Konusu İzmir’de geçen, arkeoloji ve bilim kurgu karışımı “8500” romanı “Arkeopark İzmir’den Düş Yolculukları” üçlemesinin ilk kitabı olarak 2016 yılında yayımlandı. Üçlemenin ikinci kitabı Güneşe Çağrı (Aristonikos İsyanı)” adlı romanı 2019 yılında okurla buluştu. “Barışın Renkleri” adlı Kıbrıs romanını 2020 yılında yayımladı. 2021 yılında yedinci romanı “Sular Çekilirken” yayımlandı.
SİMGE’nin “Şantiye Öyküleri”, “Mühendisçe Sanat” ve “Yaza Çize On Yıl” adlı ortak kitaplarında öyküleri yayımlandı. SİMGE’nin dördüncü ortak kitabı “İnşaat Mühendisi Şairler” Nisan 2015’te çıktı.
“Sular Çekilirken” kitabının konusu
Akbaşak’ın “Sular Çekilirken” adlı kitabının konusu şöyle: Uğradığı deprem felaketinde evinin yıkıntısından yaralı kurtulan bir inşaat mühendisi doğup büyüdüğü kasabasına döner. Burada yine bir felaketle karşı karşıya kalır: Gölleri ve dereleri kurumaktadır.

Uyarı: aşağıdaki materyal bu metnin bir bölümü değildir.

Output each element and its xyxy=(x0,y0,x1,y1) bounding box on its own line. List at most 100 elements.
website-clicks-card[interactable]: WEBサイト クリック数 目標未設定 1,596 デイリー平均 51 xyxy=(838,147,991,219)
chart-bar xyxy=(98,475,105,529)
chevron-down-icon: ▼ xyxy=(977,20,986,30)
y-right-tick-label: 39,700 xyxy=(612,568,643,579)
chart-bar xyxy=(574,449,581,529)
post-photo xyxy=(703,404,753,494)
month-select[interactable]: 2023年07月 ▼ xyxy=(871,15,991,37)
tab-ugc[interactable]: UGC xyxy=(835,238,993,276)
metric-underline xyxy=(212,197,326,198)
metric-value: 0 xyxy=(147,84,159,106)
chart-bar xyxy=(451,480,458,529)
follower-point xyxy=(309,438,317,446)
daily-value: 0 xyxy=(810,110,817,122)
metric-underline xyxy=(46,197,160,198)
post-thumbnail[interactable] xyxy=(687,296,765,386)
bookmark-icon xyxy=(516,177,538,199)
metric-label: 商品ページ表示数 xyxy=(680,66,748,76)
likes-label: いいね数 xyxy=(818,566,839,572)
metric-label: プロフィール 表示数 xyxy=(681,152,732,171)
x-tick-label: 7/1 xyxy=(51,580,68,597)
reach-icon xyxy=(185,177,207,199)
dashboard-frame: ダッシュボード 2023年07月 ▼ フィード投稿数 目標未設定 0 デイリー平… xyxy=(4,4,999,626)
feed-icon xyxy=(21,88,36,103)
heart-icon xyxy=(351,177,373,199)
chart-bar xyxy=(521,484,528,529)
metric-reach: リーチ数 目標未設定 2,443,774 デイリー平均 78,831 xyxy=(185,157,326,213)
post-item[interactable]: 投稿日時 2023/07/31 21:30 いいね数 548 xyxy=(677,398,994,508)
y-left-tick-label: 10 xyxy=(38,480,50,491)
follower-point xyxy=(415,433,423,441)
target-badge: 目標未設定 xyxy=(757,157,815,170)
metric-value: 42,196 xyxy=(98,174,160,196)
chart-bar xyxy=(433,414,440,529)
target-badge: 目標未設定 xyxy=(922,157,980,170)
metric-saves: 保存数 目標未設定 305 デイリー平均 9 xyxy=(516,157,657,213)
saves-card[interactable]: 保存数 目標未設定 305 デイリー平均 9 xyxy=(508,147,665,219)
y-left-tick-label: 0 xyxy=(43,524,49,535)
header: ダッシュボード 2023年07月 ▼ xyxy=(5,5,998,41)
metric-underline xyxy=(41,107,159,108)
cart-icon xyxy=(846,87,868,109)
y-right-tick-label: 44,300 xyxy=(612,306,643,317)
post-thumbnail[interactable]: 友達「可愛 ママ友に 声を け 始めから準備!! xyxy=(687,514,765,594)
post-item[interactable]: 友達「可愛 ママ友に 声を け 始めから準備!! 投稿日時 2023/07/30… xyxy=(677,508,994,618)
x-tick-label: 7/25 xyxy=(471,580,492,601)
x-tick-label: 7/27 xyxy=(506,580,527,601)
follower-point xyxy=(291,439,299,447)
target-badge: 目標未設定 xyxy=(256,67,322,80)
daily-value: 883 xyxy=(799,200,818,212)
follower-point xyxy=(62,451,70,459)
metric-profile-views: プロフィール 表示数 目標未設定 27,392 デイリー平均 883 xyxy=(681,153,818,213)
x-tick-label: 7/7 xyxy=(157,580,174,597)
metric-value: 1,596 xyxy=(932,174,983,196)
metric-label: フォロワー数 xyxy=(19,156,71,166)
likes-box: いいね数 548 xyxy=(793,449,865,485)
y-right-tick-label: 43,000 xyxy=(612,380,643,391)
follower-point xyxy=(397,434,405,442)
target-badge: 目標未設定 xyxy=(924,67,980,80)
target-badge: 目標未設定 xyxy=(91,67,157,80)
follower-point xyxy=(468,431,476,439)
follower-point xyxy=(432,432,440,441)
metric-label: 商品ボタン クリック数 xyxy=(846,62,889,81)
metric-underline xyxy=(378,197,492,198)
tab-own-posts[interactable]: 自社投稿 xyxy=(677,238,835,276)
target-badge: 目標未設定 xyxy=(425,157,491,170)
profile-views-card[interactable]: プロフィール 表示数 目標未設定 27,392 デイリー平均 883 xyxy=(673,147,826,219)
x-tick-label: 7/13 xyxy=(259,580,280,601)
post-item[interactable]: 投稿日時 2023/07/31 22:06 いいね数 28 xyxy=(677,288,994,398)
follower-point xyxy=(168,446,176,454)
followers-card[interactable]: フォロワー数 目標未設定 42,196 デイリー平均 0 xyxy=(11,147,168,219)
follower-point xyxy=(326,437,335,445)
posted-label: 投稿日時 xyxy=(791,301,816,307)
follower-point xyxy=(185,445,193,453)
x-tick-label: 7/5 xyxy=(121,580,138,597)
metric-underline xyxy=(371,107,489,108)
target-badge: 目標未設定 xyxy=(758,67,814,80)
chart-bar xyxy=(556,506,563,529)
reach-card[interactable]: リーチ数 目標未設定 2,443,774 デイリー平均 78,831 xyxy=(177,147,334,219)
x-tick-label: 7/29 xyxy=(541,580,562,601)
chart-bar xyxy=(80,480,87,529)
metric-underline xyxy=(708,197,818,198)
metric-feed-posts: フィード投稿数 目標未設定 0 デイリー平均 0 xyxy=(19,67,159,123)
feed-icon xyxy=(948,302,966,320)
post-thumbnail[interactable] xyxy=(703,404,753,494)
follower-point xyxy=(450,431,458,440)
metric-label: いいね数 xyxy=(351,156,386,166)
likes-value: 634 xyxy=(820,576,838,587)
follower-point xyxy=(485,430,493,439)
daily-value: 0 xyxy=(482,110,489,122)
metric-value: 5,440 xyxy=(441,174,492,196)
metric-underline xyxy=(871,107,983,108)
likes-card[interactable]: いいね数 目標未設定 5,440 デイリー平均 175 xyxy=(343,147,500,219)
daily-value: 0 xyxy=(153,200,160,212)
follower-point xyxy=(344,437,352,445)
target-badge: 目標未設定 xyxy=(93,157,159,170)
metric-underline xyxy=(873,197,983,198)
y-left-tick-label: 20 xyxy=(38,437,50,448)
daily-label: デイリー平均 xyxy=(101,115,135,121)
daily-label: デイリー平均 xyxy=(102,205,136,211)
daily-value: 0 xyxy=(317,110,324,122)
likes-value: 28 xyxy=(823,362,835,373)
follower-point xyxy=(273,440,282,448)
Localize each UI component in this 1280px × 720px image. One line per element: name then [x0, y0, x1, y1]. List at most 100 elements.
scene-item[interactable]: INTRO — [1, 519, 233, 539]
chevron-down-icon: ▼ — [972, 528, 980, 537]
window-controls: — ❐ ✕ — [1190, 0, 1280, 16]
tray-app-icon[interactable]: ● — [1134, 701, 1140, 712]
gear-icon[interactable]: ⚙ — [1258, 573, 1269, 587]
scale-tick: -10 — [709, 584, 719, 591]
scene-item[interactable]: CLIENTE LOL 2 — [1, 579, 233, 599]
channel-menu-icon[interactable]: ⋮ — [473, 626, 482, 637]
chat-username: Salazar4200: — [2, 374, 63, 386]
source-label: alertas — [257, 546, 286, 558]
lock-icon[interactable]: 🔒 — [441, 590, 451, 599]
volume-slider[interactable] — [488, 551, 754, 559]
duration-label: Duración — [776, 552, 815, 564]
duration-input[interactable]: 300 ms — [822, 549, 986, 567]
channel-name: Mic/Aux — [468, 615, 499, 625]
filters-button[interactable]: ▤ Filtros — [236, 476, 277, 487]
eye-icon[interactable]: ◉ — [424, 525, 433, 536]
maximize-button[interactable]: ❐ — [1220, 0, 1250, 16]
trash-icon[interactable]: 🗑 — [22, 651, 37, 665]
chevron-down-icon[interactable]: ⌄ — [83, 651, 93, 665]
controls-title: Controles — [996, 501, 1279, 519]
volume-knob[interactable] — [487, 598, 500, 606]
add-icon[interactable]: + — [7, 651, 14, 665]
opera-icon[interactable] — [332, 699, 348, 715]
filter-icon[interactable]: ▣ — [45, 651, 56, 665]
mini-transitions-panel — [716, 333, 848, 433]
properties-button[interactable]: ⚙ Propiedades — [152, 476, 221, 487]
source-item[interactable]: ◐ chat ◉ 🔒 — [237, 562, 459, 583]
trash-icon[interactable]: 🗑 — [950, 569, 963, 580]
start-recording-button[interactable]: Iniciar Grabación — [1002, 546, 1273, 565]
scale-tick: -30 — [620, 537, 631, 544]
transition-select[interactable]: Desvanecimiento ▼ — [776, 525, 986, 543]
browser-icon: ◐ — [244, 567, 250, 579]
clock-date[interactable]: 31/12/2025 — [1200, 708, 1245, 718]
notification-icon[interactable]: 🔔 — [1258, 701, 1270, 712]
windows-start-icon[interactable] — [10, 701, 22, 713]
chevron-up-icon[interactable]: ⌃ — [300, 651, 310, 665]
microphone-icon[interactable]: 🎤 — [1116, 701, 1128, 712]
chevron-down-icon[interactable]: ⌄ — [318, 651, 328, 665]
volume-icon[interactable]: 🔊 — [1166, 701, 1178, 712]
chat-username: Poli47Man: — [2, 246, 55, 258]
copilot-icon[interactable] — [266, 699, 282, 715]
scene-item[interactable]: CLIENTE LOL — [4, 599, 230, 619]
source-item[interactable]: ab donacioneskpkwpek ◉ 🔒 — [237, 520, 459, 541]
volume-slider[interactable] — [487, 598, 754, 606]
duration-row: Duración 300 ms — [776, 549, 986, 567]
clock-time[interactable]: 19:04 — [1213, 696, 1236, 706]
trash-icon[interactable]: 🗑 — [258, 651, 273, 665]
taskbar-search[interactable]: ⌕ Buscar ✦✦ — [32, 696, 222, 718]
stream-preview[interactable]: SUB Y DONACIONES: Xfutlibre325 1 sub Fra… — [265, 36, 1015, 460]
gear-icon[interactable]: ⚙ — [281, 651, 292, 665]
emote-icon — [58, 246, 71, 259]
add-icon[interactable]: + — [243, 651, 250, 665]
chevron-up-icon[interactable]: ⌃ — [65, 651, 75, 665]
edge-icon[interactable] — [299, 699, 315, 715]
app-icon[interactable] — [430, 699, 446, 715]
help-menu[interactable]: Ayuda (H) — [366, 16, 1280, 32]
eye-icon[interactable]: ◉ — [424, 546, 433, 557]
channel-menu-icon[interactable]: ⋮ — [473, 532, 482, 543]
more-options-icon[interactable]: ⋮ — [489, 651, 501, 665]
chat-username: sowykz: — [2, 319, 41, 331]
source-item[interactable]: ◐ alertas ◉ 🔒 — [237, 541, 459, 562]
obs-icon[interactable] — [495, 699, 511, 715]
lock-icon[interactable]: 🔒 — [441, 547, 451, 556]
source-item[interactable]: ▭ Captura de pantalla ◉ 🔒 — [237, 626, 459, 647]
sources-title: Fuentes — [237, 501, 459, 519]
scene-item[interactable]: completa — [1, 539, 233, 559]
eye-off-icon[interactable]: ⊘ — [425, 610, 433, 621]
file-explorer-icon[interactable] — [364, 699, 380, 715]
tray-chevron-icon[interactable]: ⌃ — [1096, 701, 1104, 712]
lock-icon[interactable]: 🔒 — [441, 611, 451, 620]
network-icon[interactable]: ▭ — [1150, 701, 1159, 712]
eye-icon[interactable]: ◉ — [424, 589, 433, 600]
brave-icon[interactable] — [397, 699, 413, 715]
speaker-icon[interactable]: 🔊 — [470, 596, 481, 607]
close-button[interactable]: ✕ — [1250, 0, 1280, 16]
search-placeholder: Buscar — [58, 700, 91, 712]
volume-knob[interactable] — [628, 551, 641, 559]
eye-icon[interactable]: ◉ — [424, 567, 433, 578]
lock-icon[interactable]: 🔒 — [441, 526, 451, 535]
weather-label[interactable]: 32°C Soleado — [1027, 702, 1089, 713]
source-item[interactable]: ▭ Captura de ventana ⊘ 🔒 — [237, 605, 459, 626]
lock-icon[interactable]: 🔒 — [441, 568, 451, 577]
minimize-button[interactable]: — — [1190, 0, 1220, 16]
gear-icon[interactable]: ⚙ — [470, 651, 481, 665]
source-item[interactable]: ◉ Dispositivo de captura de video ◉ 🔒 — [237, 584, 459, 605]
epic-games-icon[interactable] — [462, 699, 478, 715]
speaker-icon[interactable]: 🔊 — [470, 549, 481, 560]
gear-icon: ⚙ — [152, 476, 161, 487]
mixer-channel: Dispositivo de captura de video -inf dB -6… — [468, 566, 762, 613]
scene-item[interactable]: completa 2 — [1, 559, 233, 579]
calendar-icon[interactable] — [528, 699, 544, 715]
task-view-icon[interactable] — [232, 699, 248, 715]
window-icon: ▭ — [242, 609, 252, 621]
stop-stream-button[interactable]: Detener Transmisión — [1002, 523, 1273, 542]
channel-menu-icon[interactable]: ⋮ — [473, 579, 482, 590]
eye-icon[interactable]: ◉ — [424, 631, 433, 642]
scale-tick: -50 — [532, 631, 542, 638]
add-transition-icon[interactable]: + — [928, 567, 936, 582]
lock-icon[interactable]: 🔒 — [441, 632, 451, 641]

“Sevgili ülkem, senin için çok daha fazla şeyler yapmak, emeklerimizin karşılığını görmek isterdik” diyen yazar Osman Akbaşak, çevre romanının sunuş yazısında şöyle diyor:
“Bugün kuraklıktan değil, masmavi göllerimizden, uçsuz bucaksız ormanlarımızdan, insanların deprem korkusu olmadan yaşadıkları kentlerden, dere yataklarından uzak, güvenli köylerden söz etmek isterdik. Çocukluğumda olduğu gibi, dünyanın kendi kendine yeten ülkelerinden biri olmak isterdik. Kentlisi kentinde, köylüsü köyünde mutlu olsun isterdik. Sevgili ülkem, bizi bağışla…”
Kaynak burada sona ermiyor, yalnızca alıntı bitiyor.